Our study findings present malaria profiles in selected study areas and how artemisinin-resistant containment activities impacted upon the profile of malaria in Myanmar, and what activities should be strengthened. In a report about malaria in Asia [23], the authors stated that there is a multitude of challenges for combatting malaria. Our study findings suggest that reaching migrant populations, improving comprehensive microscopic examination facilities, and data recording and reporting systems are the main challenges for NMCP activities. Controlling the spread of artemisinin-resistant malaria is the key to eradicating malaria [24], and our findings indicate the areas that should be emphasized for more effective implementation and better planning when moving toward the goal of elimination.

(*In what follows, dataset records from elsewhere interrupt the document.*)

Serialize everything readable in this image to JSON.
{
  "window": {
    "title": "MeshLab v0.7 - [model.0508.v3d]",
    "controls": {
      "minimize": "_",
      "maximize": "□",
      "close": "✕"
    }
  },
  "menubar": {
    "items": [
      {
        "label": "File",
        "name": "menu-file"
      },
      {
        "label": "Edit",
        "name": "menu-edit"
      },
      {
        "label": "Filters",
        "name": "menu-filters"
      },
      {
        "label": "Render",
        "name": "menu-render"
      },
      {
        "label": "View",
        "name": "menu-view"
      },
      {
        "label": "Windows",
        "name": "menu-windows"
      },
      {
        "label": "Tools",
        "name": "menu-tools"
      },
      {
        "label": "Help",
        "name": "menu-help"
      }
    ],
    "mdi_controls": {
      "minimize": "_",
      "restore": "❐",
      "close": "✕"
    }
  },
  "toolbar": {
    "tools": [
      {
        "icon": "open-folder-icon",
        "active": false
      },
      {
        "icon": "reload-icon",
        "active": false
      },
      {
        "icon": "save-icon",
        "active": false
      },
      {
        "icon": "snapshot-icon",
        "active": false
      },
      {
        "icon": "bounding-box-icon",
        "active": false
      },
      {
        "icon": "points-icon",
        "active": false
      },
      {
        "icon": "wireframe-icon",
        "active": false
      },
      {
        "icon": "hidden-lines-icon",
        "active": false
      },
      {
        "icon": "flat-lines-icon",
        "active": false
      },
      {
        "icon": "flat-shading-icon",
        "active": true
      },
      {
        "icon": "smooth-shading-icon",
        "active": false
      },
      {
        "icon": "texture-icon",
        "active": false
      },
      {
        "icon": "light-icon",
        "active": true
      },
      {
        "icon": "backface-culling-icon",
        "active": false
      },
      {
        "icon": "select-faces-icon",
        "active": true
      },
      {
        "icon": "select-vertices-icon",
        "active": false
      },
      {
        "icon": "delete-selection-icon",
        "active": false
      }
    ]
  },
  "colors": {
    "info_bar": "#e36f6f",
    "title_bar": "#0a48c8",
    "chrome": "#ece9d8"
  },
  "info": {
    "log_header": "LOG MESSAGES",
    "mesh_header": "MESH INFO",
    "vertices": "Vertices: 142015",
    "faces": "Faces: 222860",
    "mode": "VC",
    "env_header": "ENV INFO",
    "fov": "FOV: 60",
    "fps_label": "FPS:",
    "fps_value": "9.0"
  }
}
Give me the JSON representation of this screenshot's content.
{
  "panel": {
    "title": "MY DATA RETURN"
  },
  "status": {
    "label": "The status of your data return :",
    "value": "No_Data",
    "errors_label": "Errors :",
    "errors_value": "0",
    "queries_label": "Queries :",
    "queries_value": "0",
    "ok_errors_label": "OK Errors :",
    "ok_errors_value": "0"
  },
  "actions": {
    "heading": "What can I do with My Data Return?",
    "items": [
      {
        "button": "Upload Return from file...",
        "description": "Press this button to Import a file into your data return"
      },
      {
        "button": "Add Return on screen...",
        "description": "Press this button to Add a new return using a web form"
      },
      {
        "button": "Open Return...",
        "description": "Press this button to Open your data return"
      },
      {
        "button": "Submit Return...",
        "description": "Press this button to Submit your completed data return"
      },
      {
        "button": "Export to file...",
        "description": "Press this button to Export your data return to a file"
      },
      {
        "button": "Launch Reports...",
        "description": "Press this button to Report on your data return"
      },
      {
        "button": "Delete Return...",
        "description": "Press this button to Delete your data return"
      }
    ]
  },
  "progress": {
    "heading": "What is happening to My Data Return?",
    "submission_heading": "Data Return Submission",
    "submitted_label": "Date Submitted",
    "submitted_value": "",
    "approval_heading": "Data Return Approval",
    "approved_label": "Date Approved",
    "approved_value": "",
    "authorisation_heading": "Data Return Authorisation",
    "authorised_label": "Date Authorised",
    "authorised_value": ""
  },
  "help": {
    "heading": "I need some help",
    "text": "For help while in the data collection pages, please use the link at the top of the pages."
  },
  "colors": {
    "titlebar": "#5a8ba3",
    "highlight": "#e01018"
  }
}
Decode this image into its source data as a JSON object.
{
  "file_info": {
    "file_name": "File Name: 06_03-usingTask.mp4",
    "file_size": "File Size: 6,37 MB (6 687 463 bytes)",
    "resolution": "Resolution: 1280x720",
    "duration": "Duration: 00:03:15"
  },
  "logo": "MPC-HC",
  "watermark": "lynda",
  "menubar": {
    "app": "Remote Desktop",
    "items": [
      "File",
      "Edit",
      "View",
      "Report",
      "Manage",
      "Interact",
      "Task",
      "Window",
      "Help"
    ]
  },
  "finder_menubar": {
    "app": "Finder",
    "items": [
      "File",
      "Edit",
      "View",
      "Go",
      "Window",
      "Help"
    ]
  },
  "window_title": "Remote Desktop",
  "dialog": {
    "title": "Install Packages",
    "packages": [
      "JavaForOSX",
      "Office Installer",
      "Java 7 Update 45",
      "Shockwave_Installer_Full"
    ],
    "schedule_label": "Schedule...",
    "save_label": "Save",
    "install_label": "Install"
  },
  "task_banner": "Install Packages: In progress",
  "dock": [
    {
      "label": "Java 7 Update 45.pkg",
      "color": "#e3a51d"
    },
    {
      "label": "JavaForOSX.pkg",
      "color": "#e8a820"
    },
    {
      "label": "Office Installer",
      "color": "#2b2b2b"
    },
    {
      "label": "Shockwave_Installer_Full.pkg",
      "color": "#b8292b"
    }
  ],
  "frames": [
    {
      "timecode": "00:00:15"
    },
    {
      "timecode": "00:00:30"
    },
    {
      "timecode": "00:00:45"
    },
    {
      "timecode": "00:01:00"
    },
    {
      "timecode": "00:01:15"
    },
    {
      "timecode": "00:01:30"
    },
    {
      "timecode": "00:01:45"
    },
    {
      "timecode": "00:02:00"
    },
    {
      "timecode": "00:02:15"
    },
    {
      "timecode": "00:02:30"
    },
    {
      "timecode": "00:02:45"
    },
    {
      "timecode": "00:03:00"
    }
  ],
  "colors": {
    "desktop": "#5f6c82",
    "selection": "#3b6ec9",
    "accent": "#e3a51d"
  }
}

There were also certain limitations to the study. Our study used information recorded by NMCP, as some data from other implementation partners (i.e., INGOs/NGOs) were not available to us; therefore, this might be a form of bias in assessing and interpreting the trends in this study. Data on some confirmed cases and malaria deaths could not be analyzed due to township-based differentiation. Hence, we needed to combine data of states and regions. Probable malaria cases that had been clinically diagnosed in 2010 and 2011 were not included in this study in order to increase specificity in analyzing data in this study. Although the accuracy of the data for all of these areas should be cautiously interpreted, they represent the majority of reported data for the study periods.

Conclusions

The malaria profiles of 52 townships in artemisinin-resistant areas in Myanmar revealed the importance of implementing a comprehensive program. The study yielded useful data about artemisinin resistance containment activities that NMCP has been implementing, which may be applicable to planning and evaluating program activities. Decreasing trends of morbidity and mortality, increased coverage of LLIN/ITN, and increases in testing showed the strengths of malaria prevention and control activities of the national program. However, developing the data reporting system into an electronically registered system and encouraging implementing partners (INGO/NGOs) to coordinate with that reporting system for accurate appending or merging of data would be necessary. The resulting information from this study evaluates various aspects of malaria control activities in Myanmar and suggests ways to maintain current successes and reduce challenges for the planned pre-elimination for malaria in Myanmar.